You connect the attack scenarios in Gremlin to your LRP scenarios, to run in parallel with the scripts.

Version update: The Gremlin icon and Disruption Events scheduling graph are included in Controller from version 2022 R1.

To incorporate Gremlin scenarios:

  1. Set up and configure your Gremlin environment for the application you are testing.

  2. Open the scenario. In the Controller Design tab, in the Scenario Schedule pane, click the Disruption Events button.

  3. In the displayed Disruption Events dialog box, click Add Event.

  4. In the displayed Add Event dialog box, define the relevant API Key and Team ID to connect to the Gremlin server. Once successfully connected, a green Gremlin icon is displayed next to the Type field.

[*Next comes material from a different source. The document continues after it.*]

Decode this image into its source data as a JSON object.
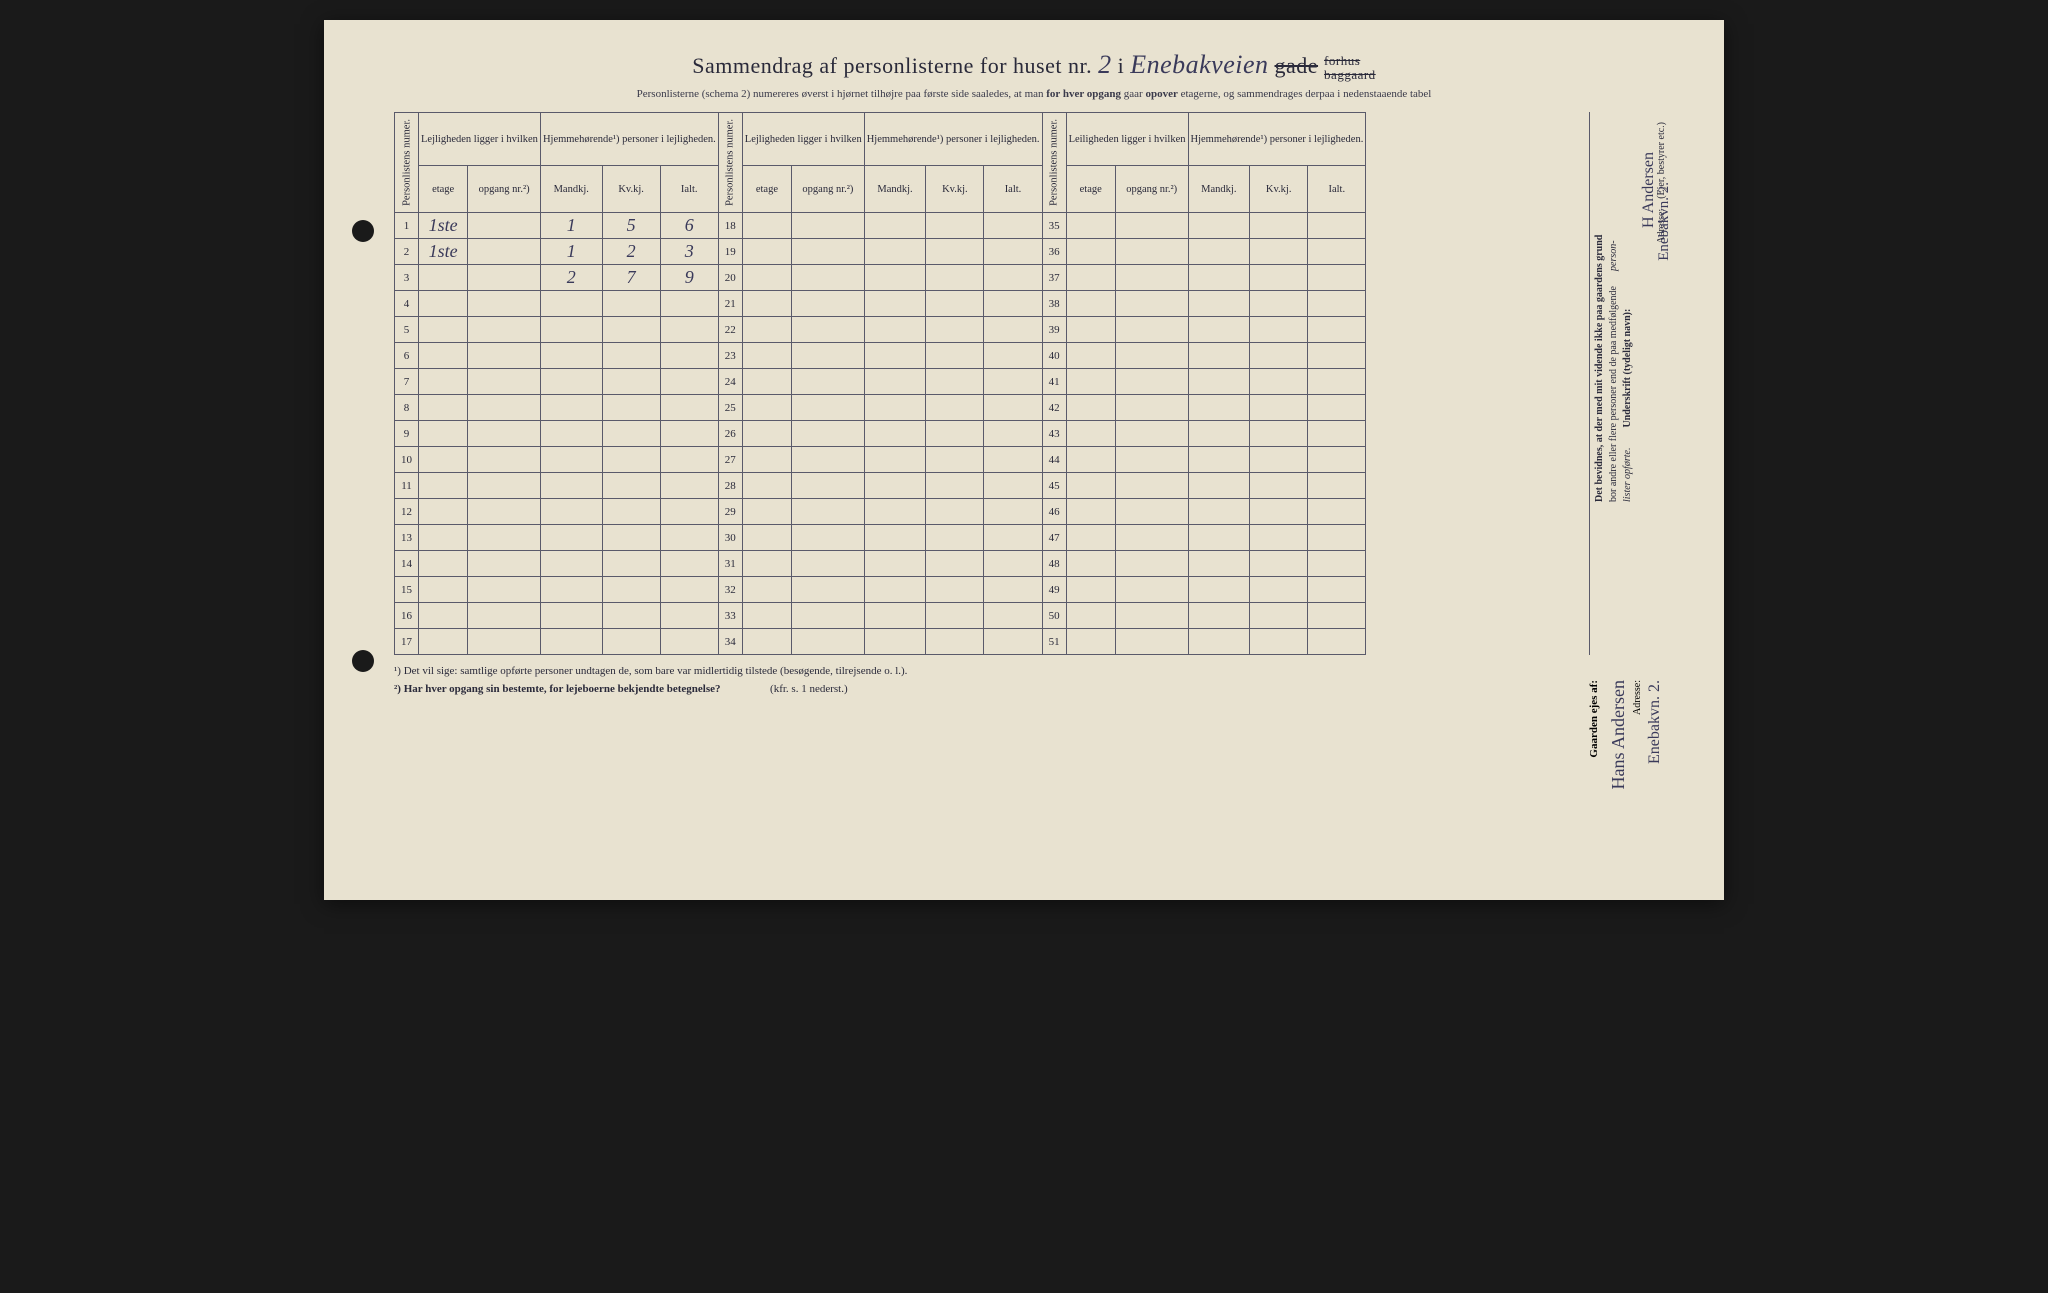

    When connected, the event scenarios previously defined in Gremlin are added to the events list. The list includes attack and technology type, and the email of the event creator.

  5. Select the events you want to use, and click Add.

    Tip: To filter the events list:

    • Search events by name.

    • Filter by Attack Type or Technology Type.

  6. The selected event scenarios are displayed in the Disruption Events dialog box.

    • Select the events you want to run for the current scenario, and define the required start time for each event.

      The start time is relative to the overall test scenario start time. The end time automatically adjusts when you modify the start time, based on the length of the event.

    • The scheduling graph shows where each selected event is due to start and end, against the global Vusers schedule for the Controller scenario.

      Select an event from the legend to bold the event lines in the graph.

    Note: If the end time for the disruption event is after the load test scenario run time, then the event is forcefully stopped when the scenario ends.

  7. Click Save.

  8. During the scenario run, the actual start and end times for each event are displayed as bars on the scenario graphs, enabling you to see how the chaos event impacts the monitored machine.

    Click on the bars to highlight them and display the event name.

    Note:  

    • Event bars on the scenario graphs is supported from version 2022 R2.

    • In the graph settings, you can configure to display or hide the event bars for each individual graph. You can also display or hide for all graphs in the global graph settings.

    You can view notifications for when every disruption event starts and stops in the Output window. For details, see the Output window. The Output window also reports if there is any error with the event run.

  9. After the scenario run, view the results in Analysis. The Chaos Events graph is displayed automatically, showing data for the disruption events.

    The event start and end times are also shown on the Scenario Schedule in the Summary Report.